With the fast adoption of machine learning (ML) and artificial intelligence (AI) technologies, countries are examining their current laws when it comes to intellectual property or IP protection. Are these laws, as stated, enough to protect rights holders, or do they need to be revised? One possible complication is that not all countries are taking the same approach.
The U.S and U.K., for example, have differing copyright protections for creative works that were made with AI/ML systems. They also differ in their copyright infringement exemptions for AI/ML automated processes.
In the U.K., computer-generated works that do not have a human author are granted copyright protection for up to 50 years, but this is not the case in the U.S. The U.K. also allows copyrighted works to be copied for automated processes, such as for the training of an AI/ML system for text or data mining, so long as it’s a lawful purpose and through lawful access. The U.S. does not have that specific protection, although it may be considered “fair use.”
These significant differences in the law may affect where a company decides to conduct its business activities and make AI/ML investments.
Computer-Generated Work Copyright Protection
In the U.S., if a computer-generated work was not authored by a human, it does not get copyright protection. A decision by the U.S. Copyright Office’s Review Board confirmed that an AI system was not able to meet the law’s requirements of a human author for the purpose of being copyrighted. In the UK, copyright protection is available for fully computer-generated artistic, music, literary or dramatic works—making it one of only a few countries that provide that protection.

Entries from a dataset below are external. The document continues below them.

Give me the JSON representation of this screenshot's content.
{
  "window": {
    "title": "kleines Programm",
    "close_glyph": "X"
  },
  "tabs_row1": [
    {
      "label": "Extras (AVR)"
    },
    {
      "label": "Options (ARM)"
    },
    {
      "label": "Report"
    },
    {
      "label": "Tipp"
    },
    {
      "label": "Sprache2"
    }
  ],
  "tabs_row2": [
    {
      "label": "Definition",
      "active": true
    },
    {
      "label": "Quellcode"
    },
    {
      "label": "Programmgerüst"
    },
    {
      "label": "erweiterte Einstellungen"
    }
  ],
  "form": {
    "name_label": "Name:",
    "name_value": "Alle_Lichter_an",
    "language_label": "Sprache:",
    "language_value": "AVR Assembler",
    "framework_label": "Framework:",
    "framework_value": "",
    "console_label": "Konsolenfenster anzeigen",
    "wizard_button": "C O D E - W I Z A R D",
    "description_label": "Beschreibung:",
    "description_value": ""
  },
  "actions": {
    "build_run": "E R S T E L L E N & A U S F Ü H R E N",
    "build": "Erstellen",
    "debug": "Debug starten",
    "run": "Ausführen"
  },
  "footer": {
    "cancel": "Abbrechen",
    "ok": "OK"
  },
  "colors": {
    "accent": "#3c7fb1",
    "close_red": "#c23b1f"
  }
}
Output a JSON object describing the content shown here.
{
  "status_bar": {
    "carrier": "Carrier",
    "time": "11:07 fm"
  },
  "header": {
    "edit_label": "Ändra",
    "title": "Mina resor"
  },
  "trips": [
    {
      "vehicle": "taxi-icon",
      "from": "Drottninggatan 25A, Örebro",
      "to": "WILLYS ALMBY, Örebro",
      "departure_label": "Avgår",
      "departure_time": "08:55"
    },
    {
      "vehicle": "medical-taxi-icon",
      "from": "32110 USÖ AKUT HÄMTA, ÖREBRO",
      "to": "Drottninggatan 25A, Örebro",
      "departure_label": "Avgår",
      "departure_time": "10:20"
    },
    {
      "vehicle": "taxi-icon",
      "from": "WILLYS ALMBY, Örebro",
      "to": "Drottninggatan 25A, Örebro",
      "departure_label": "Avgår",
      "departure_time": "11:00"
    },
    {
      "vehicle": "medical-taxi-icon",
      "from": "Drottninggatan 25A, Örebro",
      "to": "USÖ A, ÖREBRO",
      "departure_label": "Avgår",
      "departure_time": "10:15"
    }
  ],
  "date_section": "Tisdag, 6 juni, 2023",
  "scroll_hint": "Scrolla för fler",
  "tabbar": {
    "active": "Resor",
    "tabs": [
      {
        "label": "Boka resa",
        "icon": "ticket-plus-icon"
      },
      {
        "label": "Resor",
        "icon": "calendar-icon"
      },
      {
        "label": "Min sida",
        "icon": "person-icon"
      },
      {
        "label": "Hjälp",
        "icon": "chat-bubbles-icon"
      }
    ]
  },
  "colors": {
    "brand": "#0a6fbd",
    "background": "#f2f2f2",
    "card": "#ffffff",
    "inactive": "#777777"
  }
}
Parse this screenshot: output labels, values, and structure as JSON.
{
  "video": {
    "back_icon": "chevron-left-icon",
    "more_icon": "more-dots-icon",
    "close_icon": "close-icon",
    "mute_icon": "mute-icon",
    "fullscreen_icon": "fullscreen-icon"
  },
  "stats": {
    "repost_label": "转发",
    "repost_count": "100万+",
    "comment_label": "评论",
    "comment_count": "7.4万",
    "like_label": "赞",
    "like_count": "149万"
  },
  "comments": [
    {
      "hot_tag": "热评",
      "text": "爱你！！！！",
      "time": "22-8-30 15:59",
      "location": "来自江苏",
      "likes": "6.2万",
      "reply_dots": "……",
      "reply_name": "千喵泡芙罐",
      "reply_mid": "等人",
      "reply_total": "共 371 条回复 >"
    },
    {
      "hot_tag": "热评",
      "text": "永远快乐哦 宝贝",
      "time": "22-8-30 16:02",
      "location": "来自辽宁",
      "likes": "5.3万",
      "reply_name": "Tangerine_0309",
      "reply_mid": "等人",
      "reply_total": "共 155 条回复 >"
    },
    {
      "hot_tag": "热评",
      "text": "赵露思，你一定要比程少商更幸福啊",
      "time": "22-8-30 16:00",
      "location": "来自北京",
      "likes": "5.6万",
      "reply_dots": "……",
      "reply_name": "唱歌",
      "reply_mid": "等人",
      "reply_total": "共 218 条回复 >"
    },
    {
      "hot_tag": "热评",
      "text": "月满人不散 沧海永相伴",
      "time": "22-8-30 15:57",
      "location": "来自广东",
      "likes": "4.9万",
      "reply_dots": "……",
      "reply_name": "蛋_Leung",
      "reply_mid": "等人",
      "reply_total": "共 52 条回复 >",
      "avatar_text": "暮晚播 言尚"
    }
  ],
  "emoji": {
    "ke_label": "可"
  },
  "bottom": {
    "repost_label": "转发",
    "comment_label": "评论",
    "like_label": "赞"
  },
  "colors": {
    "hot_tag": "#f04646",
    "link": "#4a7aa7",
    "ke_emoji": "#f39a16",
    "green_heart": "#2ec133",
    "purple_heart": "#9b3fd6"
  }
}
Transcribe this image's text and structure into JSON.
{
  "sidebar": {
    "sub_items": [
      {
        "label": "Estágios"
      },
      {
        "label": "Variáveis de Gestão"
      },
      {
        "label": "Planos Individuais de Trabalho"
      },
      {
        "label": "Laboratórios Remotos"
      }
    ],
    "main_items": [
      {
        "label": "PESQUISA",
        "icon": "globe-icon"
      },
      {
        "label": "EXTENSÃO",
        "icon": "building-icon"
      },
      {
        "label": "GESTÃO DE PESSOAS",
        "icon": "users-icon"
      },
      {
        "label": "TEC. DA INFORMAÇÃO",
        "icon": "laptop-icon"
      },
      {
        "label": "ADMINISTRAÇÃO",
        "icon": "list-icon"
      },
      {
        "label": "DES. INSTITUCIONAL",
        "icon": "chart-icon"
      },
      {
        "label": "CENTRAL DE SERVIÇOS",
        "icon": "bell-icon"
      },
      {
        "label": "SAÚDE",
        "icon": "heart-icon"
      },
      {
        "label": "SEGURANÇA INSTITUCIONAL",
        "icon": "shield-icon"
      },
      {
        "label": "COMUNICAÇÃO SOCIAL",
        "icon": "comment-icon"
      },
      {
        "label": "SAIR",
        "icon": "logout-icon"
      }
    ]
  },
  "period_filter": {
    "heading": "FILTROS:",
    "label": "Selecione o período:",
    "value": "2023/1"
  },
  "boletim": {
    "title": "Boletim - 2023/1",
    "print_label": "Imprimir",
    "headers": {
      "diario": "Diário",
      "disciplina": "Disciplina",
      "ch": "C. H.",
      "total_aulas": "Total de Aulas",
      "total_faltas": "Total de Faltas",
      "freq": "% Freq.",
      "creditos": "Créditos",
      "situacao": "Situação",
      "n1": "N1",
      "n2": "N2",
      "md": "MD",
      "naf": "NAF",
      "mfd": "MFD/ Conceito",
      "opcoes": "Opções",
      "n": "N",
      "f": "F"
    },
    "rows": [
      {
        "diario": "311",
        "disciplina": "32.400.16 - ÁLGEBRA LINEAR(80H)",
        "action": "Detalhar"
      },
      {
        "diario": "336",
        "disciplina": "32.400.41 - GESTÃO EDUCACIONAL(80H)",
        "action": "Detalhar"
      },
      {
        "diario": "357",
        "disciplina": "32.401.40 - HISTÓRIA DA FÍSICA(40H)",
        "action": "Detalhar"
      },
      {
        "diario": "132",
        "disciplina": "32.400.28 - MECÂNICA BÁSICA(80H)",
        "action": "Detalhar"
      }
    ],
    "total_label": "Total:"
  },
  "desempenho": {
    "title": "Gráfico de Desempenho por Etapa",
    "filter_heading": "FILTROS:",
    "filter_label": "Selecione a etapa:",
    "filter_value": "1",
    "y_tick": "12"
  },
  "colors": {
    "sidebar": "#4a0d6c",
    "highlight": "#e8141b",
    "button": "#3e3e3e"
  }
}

Exemptions from Copyright Infringement for Automated Computer Processes
Currently in the U.S., copying a copyrighted work for an automated process, such as AI/ML system training, is strictly prohibited and may be considered copyright infringement. This type of use may, under 17 U.S.C. § 107, be considered fair use, but this must be decided in court and relies on four factors, including the purpose, nature of the work and how it affects the potential market. In the U.K., settled law allows text/data mining operations to be exempt from copyright laws.
The lack of clear rules in the U.S. may have legal implications for AI companies operating in this country.